Duas empresas de Bento Gonçalves, na Serra Gaúcha, tornam-se pioneiras no país na adoção de rótulos registrados em plataforma blockchain, permitindo ao consumidor o rastreio de dados sobre produção e legitimidade das bebidas
Vinho tokenizado | Foto: Vinícola Dom Candido/Divulgação/Cp
Rótulos das vinícolas Dom Cândido e Pizzato, de Bento Gonçalves, na Serra Gaúcha, passam a exibir uma iniciativa pioneira no país, com a adoção da tecnologia token para comprovar a Denominação de Origem do Vale dos Vinhedos em alguns de seus vinhos. Registrados em uma plataforma blockchain, esses rótulos oferecem ao consumidor a possibilidade de rastrear dados de produção das bebidas, com maior confiança na aquisição de um produto legítimo.
A novidade foi apresentada durante a 33ª Mercopar, feira de inovação da América Latina, ocorrida em Caxias do Sul, também na Serra Gaúcha, entre os dias 15 e 18 de outubro.

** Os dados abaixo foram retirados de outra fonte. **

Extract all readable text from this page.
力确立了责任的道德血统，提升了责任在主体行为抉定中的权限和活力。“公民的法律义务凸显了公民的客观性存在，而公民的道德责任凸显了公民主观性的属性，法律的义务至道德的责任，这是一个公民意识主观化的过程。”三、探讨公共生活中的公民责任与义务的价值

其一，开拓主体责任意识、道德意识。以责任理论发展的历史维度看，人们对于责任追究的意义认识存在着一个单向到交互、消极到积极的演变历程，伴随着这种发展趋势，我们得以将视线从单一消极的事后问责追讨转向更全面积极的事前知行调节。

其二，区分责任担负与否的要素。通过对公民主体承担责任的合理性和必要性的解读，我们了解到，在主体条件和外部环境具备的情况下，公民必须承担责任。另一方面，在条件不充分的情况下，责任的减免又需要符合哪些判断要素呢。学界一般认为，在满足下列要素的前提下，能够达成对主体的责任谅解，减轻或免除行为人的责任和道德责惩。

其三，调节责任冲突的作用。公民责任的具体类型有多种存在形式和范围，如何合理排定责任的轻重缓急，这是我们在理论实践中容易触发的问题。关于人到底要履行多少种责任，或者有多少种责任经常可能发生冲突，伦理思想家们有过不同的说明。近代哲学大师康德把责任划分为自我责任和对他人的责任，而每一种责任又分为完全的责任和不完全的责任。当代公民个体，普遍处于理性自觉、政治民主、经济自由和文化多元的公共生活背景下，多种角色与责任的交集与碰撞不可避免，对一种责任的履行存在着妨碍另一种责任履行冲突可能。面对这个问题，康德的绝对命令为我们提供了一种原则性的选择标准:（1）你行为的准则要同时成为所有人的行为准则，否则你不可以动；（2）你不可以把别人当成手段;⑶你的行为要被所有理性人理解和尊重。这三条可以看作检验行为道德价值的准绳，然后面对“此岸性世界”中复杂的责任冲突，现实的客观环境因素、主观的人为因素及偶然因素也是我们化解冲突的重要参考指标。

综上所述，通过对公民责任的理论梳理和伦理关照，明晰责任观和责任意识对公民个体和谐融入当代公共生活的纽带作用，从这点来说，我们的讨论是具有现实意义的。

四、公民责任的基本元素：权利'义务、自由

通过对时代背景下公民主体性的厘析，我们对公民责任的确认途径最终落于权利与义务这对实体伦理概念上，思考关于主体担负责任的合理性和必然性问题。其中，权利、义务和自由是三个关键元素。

Na oportunidade, termos como blockchain, NFT e token tiveram de ser explicados para tornar compreensível a ação desenvolvida em parceria entre o Serviço Brasileiro de Apoio às Micro e Pequenas Empresas do Rio Grande do Sul (Sebrae RS), a Associação dos Produtores de Vinhos Finos do Vale dos Vinhedos (Aprovale) e as duas vinícolas.
O projeto incluiu ainda o iCoLab, instituto colaborativo para atividades com a plataforma blockchain, e a Interchains, consultoria especializada nos processos iniciais de adoção da plataforma. É a segunda vez que o Sebrae RS e a Aprovale se juntam para conquistar a vanguarda no Brasil. A primeira ocorreu em 2002, quando os vinhos do Vale dos Vinhedos foram os primeiros produtos agropecuários brasileiros a obter o reconhecimento de indicação geográfica. Naquele ano, o Instituto Nacional de Propriedade Industrial (INPI) concedeu à região o registro de Indicação de Procedência (IP) e, em 2012, o de Denominação de Origem (DO), o primeiro do gênero para vinhos no Brasil.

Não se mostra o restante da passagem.